Take these four steps to Y2K success
This contingency plan provides a guide for hospitals in four phases.
The Business Continuity and Contingency Planning Approach (BCCP) outline (see box, p. 171.) was developed to help facilities structure an approach to address the continuation of business operations and contingency planning for impending disturbances, says Ginger Campbell, RN, PhD, a consultant in Tampa, FL, who works with a variety of health care organizations. "Its focus is on the implementation of efforts at that facility level."
The BCCP is a compilation of Campbell’s own ideas as well as bits and pieces she has gleaned from other organizations’ public-access contingency plans. "The BCCP is a guide," she says.
"It should be incorporated into the process and tailored to meet the unique needs of the client. Once the plan is developed, it must be kept current, and staff must be educated on a concurrent basis in order to remain prepared." (For more information about contingency planning, see related story, p. 164.)
To facilitate acceptance and implementation of the BCCP and related processes, Campbell addresses the contingency planning process in the following four phases, which should be supported by program and project management activities:
2. business impact analysis;
3. contingency planning;
Campbell would like to hear from any providers who implement this format. To talk to her about this or to receive a more detailed version of the BCCP, call (602) 674-3299. Or e-mail her at email@example.com.
Y2K rules of thumb
Listed here are some rules of thumb for health care providers to keep in mind when preparing Y2K contingency plans. This information is provided by Kerry A. Kearney, in her paper, Y2K Update for Health Care Lawyers,1 and by Alyssia Chapman, JD, BSBA, NMCM, a supervisor with Uniband and contractor with Indian Health Service in Albuquerque, NM. Kearney is partner and co-chair of the year 2000 practice group of the firm Reed Smith Shaw & McClay LLP in Pittsburgh. (For Web resources for contingency plans, see p. 172.)
o Have management involvement. In the event of serious Y2K problems, choices will have to be made about what are the hospital’s most important departments and priorities. These choices cannot be made by technical employees.
o Plan to have a SWAT team of employees on hand at the century date change who can determine what is not working and what can be fixed.
o Have backup phone equipment in case the phone lines are down. Cell phones are essential. In the event that cell phones don’t work, consider using a ham (short-wave) radio.
o Do a department by department inventory of possible failures and determine whether the expected failures are mission-critical and what work-arounds are possible.

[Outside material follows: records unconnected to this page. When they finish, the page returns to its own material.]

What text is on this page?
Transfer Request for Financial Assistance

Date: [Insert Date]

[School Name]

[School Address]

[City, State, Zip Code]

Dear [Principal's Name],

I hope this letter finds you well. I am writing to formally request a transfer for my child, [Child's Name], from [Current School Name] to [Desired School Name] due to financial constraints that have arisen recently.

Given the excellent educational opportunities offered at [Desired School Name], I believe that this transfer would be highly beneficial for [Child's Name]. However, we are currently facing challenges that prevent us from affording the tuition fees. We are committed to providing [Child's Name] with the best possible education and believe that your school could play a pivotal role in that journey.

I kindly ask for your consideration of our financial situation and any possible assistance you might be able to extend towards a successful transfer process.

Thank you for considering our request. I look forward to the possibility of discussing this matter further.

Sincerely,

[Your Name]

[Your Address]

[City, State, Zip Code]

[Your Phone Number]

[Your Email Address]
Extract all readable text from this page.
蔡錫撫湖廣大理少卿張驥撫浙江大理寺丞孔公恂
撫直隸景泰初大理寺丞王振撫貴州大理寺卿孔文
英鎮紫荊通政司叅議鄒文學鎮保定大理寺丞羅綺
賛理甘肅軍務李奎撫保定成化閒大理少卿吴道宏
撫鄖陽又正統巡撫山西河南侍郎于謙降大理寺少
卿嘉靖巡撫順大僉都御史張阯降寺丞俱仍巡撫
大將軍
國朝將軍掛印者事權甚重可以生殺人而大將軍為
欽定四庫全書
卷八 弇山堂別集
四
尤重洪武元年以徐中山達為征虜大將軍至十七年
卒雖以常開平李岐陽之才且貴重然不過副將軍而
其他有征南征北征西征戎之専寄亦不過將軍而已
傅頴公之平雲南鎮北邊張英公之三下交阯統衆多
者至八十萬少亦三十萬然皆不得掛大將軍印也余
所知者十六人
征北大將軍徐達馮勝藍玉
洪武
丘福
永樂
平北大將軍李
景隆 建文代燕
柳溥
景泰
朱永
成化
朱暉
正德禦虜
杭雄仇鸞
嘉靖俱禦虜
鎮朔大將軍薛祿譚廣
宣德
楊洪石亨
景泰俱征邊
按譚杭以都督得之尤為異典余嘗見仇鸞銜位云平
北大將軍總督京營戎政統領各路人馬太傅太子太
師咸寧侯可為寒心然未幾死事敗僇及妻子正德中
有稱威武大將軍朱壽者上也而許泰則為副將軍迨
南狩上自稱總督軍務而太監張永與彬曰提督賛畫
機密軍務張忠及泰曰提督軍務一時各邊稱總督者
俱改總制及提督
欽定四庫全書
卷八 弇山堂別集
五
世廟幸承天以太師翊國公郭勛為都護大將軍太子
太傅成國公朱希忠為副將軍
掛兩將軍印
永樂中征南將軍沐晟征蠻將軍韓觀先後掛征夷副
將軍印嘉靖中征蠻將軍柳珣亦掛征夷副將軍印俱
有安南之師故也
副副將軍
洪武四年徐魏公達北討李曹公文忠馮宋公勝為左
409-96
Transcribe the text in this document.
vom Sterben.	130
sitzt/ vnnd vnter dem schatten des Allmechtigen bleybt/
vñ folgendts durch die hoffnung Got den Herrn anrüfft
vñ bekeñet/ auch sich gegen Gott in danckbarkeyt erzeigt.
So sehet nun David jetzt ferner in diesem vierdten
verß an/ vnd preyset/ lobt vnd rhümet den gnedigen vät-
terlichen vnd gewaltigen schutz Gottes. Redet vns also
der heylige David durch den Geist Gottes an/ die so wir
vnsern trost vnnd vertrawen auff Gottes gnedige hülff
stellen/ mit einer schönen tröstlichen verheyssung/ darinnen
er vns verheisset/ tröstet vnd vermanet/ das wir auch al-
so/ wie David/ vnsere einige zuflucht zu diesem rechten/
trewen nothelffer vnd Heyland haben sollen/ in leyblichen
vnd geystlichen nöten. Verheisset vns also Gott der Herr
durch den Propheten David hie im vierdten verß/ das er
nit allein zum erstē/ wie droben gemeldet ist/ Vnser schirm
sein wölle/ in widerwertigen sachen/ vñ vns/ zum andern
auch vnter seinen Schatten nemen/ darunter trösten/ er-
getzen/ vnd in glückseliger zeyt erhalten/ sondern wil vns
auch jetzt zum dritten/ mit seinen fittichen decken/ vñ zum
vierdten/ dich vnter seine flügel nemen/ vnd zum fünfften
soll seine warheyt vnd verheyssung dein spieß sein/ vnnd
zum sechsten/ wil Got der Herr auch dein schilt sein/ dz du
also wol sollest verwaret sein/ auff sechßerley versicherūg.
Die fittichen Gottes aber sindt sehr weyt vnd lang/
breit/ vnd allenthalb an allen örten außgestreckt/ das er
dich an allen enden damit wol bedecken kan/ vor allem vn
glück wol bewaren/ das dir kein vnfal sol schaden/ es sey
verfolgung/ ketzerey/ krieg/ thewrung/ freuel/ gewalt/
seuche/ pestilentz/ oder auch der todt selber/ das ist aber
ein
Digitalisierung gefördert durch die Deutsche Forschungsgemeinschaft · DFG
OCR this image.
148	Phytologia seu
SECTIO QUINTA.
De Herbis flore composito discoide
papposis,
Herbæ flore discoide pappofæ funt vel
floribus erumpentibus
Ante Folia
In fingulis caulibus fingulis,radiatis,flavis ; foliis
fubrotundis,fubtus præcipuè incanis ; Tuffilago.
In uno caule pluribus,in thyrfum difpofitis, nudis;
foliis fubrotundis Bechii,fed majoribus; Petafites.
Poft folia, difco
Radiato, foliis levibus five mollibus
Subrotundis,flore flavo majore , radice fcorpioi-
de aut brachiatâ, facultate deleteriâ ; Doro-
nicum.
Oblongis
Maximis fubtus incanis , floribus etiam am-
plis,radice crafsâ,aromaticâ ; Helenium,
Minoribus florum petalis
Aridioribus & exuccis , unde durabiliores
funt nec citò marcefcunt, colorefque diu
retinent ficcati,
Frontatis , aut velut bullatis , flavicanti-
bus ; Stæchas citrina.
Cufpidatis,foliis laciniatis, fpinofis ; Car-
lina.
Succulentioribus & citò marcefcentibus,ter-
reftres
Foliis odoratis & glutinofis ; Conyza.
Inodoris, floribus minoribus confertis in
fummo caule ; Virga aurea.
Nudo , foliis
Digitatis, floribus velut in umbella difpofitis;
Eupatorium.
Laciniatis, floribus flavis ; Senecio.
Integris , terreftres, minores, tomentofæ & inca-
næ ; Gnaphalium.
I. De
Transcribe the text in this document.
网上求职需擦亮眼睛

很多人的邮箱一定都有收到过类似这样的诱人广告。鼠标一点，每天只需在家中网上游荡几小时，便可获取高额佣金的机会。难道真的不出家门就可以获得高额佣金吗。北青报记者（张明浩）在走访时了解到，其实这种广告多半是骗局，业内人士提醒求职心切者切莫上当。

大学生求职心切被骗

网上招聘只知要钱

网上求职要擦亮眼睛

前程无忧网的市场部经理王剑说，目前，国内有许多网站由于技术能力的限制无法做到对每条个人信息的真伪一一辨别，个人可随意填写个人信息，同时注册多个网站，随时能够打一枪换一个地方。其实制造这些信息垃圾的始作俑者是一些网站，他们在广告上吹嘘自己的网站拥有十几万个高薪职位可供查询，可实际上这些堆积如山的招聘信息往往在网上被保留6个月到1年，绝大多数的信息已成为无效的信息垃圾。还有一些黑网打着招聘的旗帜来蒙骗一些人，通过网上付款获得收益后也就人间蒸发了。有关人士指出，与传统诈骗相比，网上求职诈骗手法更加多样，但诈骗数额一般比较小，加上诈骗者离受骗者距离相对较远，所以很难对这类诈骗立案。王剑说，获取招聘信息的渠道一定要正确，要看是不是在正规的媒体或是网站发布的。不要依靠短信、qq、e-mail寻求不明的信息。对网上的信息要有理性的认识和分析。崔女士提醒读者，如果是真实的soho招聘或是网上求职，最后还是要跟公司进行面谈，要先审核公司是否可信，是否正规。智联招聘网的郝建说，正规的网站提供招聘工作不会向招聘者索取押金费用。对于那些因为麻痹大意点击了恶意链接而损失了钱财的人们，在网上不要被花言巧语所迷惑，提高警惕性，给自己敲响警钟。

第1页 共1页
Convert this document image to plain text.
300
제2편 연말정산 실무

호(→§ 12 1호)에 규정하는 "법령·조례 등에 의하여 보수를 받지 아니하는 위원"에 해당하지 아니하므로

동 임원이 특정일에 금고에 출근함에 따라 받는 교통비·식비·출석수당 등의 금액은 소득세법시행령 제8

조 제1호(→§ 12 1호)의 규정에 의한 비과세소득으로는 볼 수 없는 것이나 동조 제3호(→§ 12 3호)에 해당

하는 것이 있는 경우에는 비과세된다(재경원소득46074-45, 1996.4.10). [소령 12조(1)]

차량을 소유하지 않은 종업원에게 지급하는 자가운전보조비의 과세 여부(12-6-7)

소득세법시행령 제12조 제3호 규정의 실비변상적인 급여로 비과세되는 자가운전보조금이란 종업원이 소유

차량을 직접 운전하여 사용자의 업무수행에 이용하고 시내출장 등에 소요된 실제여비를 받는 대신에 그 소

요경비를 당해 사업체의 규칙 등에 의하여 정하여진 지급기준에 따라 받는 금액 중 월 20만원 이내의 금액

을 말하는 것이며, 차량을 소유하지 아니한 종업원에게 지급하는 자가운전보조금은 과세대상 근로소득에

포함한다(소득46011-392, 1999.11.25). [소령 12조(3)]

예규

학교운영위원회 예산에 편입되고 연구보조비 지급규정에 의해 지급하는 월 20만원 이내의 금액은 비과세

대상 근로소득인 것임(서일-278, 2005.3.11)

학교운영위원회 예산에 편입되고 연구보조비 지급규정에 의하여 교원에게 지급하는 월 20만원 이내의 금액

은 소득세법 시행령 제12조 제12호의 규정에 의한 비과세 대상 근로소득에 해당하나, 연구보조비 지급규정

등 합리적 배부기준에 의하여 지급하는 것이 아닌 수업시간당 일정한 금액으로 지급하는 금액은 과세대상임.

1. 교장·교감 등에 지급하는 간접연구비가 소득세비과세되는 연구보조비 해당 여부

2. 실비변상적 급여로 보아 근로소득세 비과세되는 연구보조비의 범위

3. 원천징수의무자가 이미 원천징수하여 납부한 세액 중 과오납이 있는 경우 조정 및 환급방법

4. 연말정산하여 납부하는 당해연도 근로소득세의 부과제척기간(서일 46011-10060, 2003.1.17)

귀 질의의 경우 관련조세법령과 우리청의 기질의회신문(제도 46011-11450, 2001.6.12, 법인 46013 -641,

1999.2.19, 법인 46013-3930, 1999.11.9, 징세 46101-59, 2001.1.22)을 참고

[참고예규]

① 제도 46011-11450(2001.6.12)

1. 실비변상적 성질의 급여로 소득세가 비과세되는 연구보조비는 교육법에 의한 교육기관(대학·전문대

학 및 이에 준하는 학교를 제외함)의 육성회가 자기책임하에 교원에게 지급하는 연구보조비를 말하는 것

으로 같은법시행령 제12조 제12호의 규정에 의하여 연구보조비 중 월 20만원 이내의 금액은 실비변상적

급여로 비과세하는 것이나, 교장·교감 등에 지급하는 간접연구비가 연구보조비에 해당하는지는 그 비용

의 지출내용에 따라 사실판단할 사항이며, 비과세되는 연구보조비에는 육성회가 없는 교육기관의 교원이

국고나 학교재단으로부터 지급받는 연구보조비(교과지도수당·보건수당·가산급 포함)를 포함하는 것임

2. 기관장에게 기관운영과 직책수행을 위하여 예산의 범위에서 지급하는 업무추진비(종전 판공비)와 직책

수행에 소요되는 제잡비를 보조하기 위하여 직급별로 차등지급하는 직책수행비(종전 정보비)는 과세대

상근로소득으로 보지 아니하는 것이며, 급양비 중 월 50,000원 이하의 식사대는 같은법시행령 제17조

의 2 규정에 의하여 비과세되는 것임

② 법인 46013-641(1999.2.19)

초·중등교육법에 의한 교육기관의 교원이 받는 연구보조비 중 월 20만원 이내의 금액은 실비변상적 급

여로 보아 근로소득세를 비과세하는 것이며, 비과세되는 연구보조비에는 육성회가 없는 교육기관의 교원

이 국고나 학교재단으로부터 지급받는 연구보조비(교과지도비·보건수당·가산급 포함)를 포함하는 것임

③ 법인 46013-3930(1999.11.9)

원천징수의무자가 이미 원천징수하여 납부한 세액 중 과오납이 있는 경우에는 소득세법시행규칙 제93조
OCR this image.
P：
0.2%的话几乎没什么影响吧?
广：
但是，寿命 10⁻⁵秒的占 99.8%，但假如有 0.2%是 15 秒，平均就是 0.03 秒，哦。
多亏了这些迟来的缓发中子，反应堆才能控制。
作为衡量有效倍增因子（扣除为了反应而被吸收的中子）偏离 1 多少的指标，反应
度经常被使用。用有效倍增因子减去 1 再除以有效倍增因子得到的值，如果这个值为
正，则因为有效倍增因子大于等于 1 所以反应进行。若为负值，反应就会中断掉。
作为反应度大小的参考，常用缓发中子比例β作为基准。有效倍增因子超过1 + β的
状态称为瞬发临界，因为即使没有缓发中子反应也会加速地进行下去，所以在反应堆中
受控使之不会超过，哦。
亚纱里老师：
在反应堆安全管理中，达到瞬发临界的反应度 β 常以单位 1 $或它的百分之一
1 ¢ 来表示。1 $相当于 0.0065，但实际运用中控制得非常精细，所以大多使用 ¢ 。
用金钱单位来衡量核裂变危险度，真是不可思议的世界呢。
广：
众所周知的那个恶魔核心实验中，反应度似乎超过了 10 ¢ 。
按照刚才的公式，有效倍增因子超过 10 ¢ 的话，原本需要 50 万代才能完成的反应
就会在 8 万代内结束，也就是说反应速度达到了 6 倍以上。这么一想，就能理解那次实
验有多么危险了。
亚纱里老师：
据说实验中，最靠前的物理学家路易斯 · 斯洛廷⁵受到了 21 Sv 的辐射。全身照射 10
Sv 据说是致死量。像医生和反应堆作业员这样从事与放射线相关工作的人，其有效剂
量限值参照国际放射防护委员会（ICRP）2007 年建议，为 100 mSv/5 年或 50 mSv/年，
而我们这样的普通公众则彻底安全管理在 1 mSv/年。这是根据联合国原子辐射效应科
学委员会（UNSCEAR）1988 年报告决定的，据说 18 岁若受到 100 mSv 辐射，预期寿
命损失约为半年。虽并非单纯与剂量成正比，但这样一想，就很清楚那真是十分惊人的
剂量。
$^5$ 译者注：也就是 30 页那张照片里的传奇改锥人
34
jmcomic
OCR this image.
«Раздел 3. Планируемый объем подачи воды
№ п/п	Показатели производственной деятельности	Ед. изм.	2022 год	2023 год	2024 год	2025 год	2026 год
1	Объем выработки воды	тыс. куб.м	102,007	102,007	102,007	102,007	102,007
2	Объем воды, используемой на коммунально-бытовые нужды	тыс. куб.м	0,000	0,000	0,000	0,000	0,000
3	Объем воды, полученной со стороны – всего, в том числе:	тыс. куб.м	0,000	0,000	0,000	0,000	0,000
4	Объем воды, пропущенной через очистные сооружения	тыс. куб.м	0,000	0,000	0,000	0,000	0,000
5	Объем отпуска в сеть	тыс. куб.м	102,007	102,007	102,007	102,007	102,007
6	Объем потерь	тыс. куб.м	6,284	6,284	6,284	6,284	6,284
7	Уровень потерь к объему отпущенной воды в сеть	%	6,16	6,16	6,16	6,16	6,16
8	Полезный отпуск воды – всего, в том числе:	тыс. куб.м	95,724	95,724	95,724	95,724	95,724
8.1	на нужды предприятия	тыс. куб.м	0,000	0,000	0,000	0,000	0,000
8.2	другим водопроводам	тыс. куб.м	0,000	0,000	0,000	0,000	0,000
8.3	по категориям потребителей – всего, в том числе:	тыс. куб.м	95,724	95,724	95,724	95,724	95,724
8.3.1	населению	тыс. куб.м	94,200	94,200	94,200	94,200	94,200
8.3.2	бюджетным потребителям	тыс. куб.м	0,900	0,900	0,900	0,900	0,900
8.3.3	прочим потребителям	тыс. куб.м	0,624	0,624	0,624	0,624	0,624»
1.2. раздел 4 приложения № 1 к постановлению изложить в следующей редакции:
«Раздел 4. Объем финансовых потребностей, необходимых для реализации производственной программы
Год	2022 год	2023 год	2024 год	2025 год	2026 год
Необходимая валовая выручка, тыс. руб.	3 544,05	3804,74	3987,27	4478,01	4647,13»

Plan now for the cost of such work-arounds and consider again which departments are mission-critical and which are not, in light of work-around costs.
o Train employees now that they may be called on to work without reliable power and "essential" biomedical equipment.
o Empower employees to suggest ways to work around expected failures.
o Make arrangements with employment agencies to secure a contingent of qualified nursing and support staff for that time.
o Make sure the backup generator is working and the hospital has a supply of fuel. Consider using alternative energy sources such as solar power or passive wind-generating systems.
o Have on-site portable water sources in case normal sources are not available.
o Consider whether the hospital’s cost-saving "just-in-time" inventory system should be modified in 1999 to stockpile key supplies. Stockpiling three to five times your normal inventory is a good idea.
o Contact blood services to arrange for incremental deliveries throughout the last week of the year.
o Install perimeter security monitoring systems and lock all nonemergency and non-ED doors during this time to minimize unmonitored access.
o Inform the community in 1999 that there may be disruptions in 2000 in the delivery of health care services. Patients should be asked to keep copies of their bills and medical records in the event of Y2K computer glitches.
o Start keeping hard copies of transactions in 1999 in case of computer glitches.
o Determine what the hospital will do if its payment stream is interrupted because Medicare, Medicaid, or private insurers are not paying.
"Find out what kind of financial status you need to be in — in terms of liquid cash and credit — to cover your operational expenses," says Ginger Campbell, RN, PhD, a consultant in Tampa, FL, with a variety of health care organizations. "You will have to continue to maintain operations. What will be your break-even point? What patient volume can you sustain and not get reimbursed?"
o Decide what will trigger aspects of the contingency plan. For example, when will the hospital cut off suppliers if they miss deadlines to disclose their year 2000 plans?
o Expect the hospital’s contingency plan to be the focus of litigation. For example, hospitals could be sued by patients injured because nurses had not been trained to perform manual tasks or by hospital suppliers that are cut off because they are not year 2000 compliant.
If hospitals do not have a contingency plan in place, now is definitely the time. "You need to have the plan on-line at least eight months before the D-day," Campbell says. "You need to have time to test ideas to see if the processes that you built in your contingency initiatives work. If they don’t work, you have to allow yourself room to tweak them and replace them with other processes that do work. It’s a business continuity issue."
1. Kearney K. Y2K Update for Health Care Lawyers. Pittsburgh: Reed Smith Shaw & McClay LLP; 1998.